Peristiwa klasik menjelang Ramadhan biasanya selalu ada gejolak harga komoditas pangan yang cenderung meningkat dan sekarang diperparah lagi oleh kenaikan tarif listrik. Padahal, Bulog yang didirikan sejak 10 Mei 1967 seharusnya mampu berperan optimal sesuai Perpres No 48 Tahun 2016 tentang Peran Bulog terhadap ketahanan pangan nasional.
Namun fakta di lapangan menunjukkan Bulog sebagai BUMN tidak hanya memberikan jaminan terhadap ketersediaan pangan secara mudah dan murah untuk rakyat, tetapi juga eksistensinya mencari profit pada waktu yang bersamaan. Artinya, stabilisasi dan distribusi pangan yang mudah dan murah secara tidak langsung juga berperan dalam pengendalian inflasi.
Patut diketahui, bahwa peran Bulog dalam konteks pengendalian inflasi dan problem inflasi tahunan Ramadhan memberikan gambaran betapa bahan pangan adalah faktor mutlak yang harus disediakan negara. Ini penting menjadi acuan, karena urgensi peningkatan kesejahteraan petani yang belum sebanding dengan kondisi nilai tukar petani yang cenderung menurun.

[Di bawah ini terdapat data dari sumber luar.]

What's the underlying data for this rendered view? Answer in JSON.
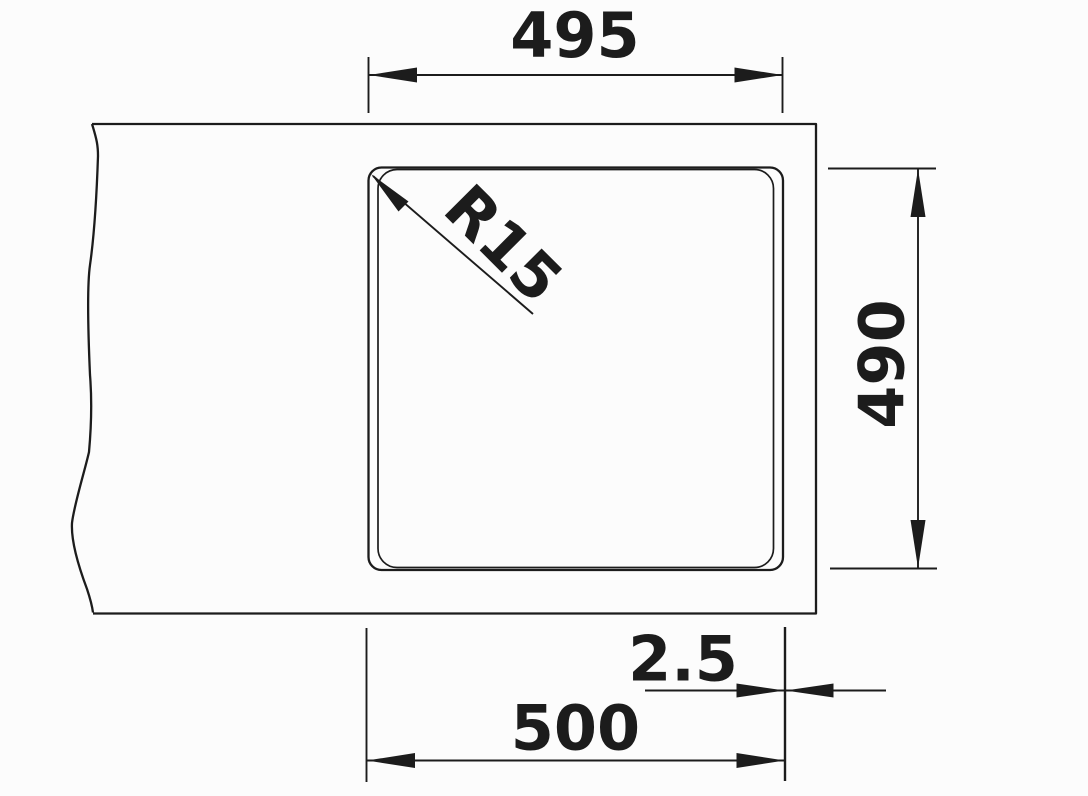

Tidak hanya itu. Cuaca yang tidak kondusif juga berperan mereduksi daya tarik sektor pertanian karena ketika musim hujan terjadi banjir, sedangkan saat musim kemarau cenderung paceklik. Ini membuat problem pelik ketersediaan 11 komoditas pangan terkait tugas berat Bulog sesuai dengan Perpres No 48 Tahun 2016, yaitu beras, jagung, kedelai, cabai, gula , minyak, terigu, bawang merah, daging sapi, daging ayam dan telur ayam.
Artinya kasus lonjakan harga dari ke-11 komoditas tersebut menjadi tantangan Bulog sehingga hal ini mengisyaratkan bahwa kasus cabai kemarin adalah persoalan yang tidak hanya dari aspek pasokan, tetapi juga distribusi. Belum reda kasus cabai, kini masyarakat juga resah dengan kasus bawang putih yang mencapai Rp50.000/kg, sementara menjelang Ramadhan pasti juga akan terjadi lonjakan harga ayam ras dan telur ayam.
Kita melihat fluktuasi harga pangan setiap menjelang Ramadan- Idul Fitri secara tidak langsung menunjukkan adanya inkonsistensi penegasan pemerintah tentang jaminan ketersediaan dan pasokan bahan pangan. Artinya, meski pemerintah setiap tahun menegaskan jaminan bahan pangan, fakta menunjukkan masih terjadi lonjakan harga, dan bukan semata-mata disebabkan ketidaksinkronan permintaan-penawaran, tetapi dipicu faktor lain seperti kasus penimbunan oleh pedagang atau kartel demi meraih keuntungan spekulan.
Fakta ini juga seharusnya menjadi problem yang harus dituntaskan oleh Komisi Pengawas Persaingan Usaha (KPPU) agar tidak ada pihak-pihak tertentu yang diuntungkan dengan merugikan pihak lain, terutama rakyat. Selain itu, pemerintah membentuk Satgas Pangan untuk memantau perkembangan harga dan juga meredam aksi spekulan, termasuk juga penindak an terhadap penimbun.
Fakta problem tahunan inf lasi Ramadan dan kilas balik 50 tahun peran strategis Bulog tentu harus ada evaluasi agar ke depan peran Bulog tidak hanya memberikan kontribusi terhadap ketersediaan pangan yang mudah dan murah, tetapi juga implikasinya terhadap profit bagi negara. Artinya, tidak ada alasan bagi Bulog untuk tidak memetakan berbagai persoalan distribusi, sebab tantangan ke depan semakin berat, bukan hanya untuk menjamin ketersediaan pangan yang mudah dan murah, tetapi juga konteks persaingan dan fluktuasi faktor makro.
Realitas ini sekaligus menegaskan bahwa jaminan pangan sekitar 250 juta rakyat saat ini tergantung pada peran Bulog , sementara prediksi jumlah penduduk tahun 2035 mencapai 350 juta jiwa yang tentunya membutuhkan peran nyata dari Bulog. Bagaimanapun, peran strategis Bulog tidak hanya menjamin ketersediaan pangan secara mudah dan murah tapi juga konsisten mendukung stabilisasi dan distribusi pangan agar tidak terbelit inflasi dari sektor pangan.